Zareth umklammerte seinen Becher, den er bereits zu seinen Lippen geführt hatte, mit solcher Wut, dass seine Knöchel weiß hervortraten. Er drehte sich zu dem Mann um und senkte dabei den Wein in seiner Hand. »Wie konnte das passieren?«

»Sie flohen in die Wälder, Herr.« Der Kommandant wagte bei seiner Erklärung nicht, Zareth in die Augen zu sehen. Er hatte zu viel Angst vor der Strafe, die ihn wegen seines Versagens erwarten konnte. »Wir verloren sie, als sie die Grenze des Westfrosts überquerten und dann den Nadelhang hinabgaloppierten. Wir verfolgten sie noch eine Weile, doch die dichtstehenden Bäume verschluckten sie im Zwielicht. Und zwei unserer Pferde brach der Abwärtsritt die Beine. Wir mussten sie töten und haben sie für die Wölfe liegen lassen.«

Zareth schickte ihn mit einer ungehaltenen Handbewegung nach draußen. So gerne er auch jemanden dafür verantwortlich gemacht hätte, es wäre seiner Macht abträglich, wenn er jene hinrichten ließe, die ihm treu bei seinem Verrat beigestanden hatten. Der Kommandant verneigte sich ehrerbietig und wandte sich dann ab.

»Ich wette, du hast, was du wolltest. Das muss dir ja unheimlich Genugtuung verschaffen.« Zareth drehte sich zu dem Priester um, der gefesselt auf einem Stuhl saß und ihm gelassen entgegenblickte.

»Damit werdet Ihr nicht durchkommen, Zareth«, schwor Ehvon ihm. Der alte Mann war seitjeher seinem Bruder treu ergeben gewesen. Er war eine Belastung, eine Schwachstelle. »Der König wird davon erfahren und Euch für Euer Verbrechen zur Rechenschaft ziehen.«

Zareth lächelte müde und ging um den Tisch seines Bruders herum. Die Götter mögen dem alten, armen Narren gnädig sein. »Der König würde wohl kaum einen Krieg mit mir riskieren«, warf Zareth ein und setzte sich in den gepolsterten Stuhl seines Bruders. »Diese Burg ist uneinnehmbar, Ehvon. Der König wird nicht riskieren, vor meinen Toren zu scheitern. Dann stünde es mir vielleicht sogar frei, ihn herauszufordern.«

Ehvon sah ihn entgeistert an. »Ihr seid größenwahnsinnig.«

Zareth lächelte ihn humorlos an. »Wohlmöglich. Aber das tut nichts zur Sache. Ich werde natürlich mit dem König in Kontakt treten und einige Einzelheiten mit ihm besprechen müssen. Aber seit unbesorgt, Ehvon, alter Freund, es wird zu keinem Kampf kommen.«

Ehvon verzog angewidert das Gesicht. »Ihr seid verachtenswert! Die Götter werden über Euch richten!«

»Ich fürchte Ihren Zorn nicht«, gab Zareth kalt zurück. »Und Ihr seid ein Narr, wenn Ihr glaubt, die Götter würden sich einen Dreck um uns scheren.« Er ignorierte für einen Moment den giftigen Blick aus den alten Augen des Priesters und pfiff nach seinem treuen Gefolgsmann Gigdion, der sogleich die Tür öffnete und eintrat.

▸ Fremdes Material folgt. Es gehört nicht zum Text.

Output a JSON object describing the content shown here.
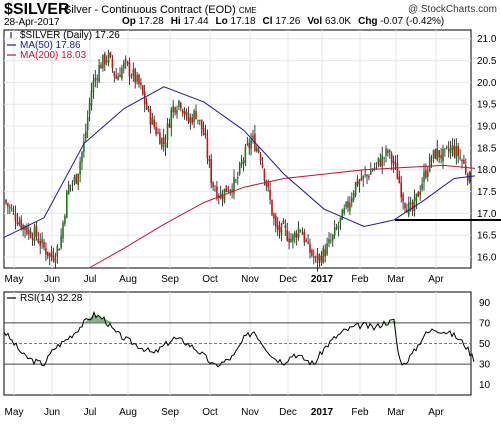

Er war ein Bulle von einem Mann. Groß und grobschlächtig. Zahlreiche Narben schlängelten sich über sein Gesicht, tiefe Krater zogen sich über seine Wangen. Sein schwarzes Haar war fettig und im Nacken zusammengebunden, graue Strähnen durchzogen es wie ein silberner Fluss ein grünes Tal.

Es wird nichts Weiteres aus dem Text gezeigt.